I can still find remnants of our small town life here. The guy who lives in the condo a few doors down? His mother grew up down the road from the farm where my mother grew up. Those cool paintings in my kitchen and stairwell? They're by my middle school friend Margaret. Ed. in my square dance club, is the father of a childhood friend of my church's worship pastor. Garden club friend Jeanne's son went to prom with my sister. Almost everyone knew my Uncle Percy and worked his blueberry fields. Almost everyone knows my brother Don ("He's such a great guy!") The guy who fixes my car (from a big garage attached to his house) won't let me walk home while I wait for the repair but drives me ("They're crazy out there in this weather. I don't want you to get hit.") And I quite often run into people I know at the supermarket or downtown.
This is, to me, the stuff of an authentic life built on affection for a place and its people. But it can only happen when people choose to live in their place and to make its people their own.
When I lived in Boston, one of my friends accused me of living in the city as if it was a village. But I loved my neighborhood. I loved knowing that if I walked in the park at 615, I'd see Dan walking clockwise around the pond, and if I walked the opposite direction at 645, I'd see Keith. I loved running into people I knew at the hardware store or the ice cream shop or the subway station. To me (and I think also for Wendell Berry), that's what it means to be rooted in place. And I've never managed to do it in the suburbs.
I’ve been thinking about this a lot. How do you share things online in a way that does not presume a level of intimacy that is not appropriate? What’s the line between honesty and vulnerability, and self exploitation?
I do think that everything becomes more complicated once there are things like sponsorships involved. As I’ve processed through how to set up the paid subscriptions on my health/wellness/food Substack, I considered using affiliate links. But for me, anytime I see an affiliate link or sponsorship, it automatically calls into question all the other information that person is presenting. I feel jaded and deceived. So, I think perhaps one way of having integrity is with a much more straightforward subscription model instead of using ad revenue. You ask people to pay for your knowledge and trustworthiness, and in return you (hopefully) don’t exploit them? I get that affiliate links are just how the internet works, and it’s marketing. But I’m so tired of it, and trying to sort through the BS to try to find information.
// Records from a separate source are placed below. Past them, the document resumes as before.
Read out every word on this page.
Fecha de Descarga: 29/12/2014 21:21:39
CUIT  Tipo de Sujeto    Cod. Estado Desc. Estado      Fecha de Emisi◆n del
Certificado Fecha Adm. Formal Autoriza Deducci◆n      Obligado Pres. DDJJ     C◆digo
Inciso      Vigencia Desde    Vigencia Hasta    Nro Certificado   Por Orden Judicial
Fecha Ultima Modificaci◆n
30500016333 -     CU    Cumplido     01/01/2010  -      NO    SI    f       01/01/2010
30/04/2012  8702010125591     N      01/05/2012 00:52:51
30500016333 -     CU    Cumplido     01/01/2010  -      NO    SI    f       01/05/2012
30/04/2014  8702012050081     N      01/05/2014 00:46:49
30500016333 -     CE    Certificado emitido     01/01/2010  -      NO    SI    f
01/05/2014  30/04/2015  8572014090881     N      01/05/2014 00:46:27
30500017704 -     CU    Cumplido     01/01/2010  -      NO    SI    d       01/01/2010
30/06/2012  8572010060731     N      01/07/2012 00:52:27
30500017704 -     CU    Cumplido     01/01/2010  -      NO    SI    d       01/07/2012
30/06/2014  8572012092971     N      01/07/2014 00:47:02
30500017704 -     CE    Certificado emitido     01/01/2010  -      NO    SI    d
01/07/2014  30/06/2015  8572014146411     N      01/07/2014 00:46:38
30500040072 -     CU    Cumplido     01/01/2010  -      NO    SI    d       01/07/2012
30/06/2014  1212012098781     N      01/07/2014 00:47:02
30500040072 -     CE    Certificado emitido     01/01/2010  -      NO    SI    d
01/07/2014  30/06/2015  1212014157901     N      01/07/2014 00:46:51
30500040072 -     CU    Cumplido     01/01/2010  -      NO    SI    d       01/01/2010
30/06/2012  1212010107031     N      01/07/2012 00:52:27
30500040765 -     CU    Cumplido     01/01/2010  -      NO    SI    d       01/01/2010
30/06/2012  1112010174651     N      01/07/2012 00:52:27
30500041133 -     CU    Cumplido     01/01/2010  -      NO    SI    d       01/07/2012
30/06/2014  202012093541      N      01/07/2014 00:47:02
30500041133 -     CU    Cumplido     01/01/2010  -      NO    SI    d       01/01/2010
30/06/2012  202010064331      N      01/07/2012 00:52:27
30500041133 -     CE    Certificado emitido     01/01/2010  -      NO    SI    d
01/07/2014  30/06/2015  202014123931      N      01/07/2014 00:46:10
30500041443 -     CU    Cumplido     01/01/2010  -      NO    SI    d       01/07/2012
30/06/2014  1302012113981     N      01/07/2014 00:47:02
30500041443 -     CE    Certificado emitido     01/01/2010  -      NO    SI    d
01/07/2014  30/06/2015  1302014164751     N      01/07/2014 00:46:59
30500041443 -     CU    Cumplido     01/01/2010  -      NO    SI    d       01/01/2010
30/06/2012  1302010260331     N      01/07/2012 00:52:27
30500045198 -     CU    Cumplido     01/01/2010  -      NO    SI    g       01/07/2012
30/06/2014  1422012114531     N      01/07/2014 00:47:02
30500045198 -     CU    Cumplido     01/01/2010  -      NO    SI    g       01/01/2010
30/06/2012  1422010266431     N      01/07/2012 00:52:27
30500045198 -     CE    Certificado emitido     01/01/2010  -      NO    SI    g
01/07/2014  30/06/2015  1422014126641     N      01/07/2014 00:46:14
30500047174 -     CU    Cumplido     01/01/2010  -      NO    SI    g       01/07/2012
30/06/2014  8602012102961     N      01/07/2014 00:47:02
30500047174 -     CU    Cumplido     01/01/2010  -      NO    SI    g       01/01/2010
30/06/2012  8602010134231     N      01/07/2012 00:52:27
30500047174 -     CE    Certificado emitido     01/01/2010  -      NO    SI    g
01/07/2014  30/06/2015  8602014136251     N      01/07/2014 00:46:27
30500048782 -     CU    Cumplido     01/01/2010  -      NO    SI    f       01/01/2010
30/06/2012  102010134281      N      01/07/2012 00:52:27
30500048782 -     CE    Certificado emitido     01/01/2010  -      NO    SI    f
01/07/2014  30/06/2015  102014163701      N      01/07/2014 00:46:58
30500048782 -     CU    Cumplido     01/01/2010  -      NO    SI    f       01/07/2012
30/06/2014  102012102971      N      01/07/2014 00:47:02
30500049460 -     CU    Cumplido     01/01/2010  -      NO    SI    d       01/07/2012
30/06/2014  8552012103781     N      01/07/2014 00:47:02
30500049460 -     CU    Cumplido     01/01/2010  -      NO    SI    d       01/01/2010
We lived on a ranch owned by very wealthy individuals in Wyoming for a year. My husband was the caretaker for the property, and I inwardly seethed about every single bit of the beautiful, glistening “farms” that I knew had whole forces of people running them, cost impossible amounts of money…
So I think about this often — will what I write cause another person to stumble? How often can I pull back the curtain and show the help? Show the team that allows this to happen, show what I don’t do because of this? There’s a few homesteaders I have followed that I really respect because they are transparent and their houses are muddy, and they have real life and take good care of their animals and don’t pull silly tricks. And they have boundaries!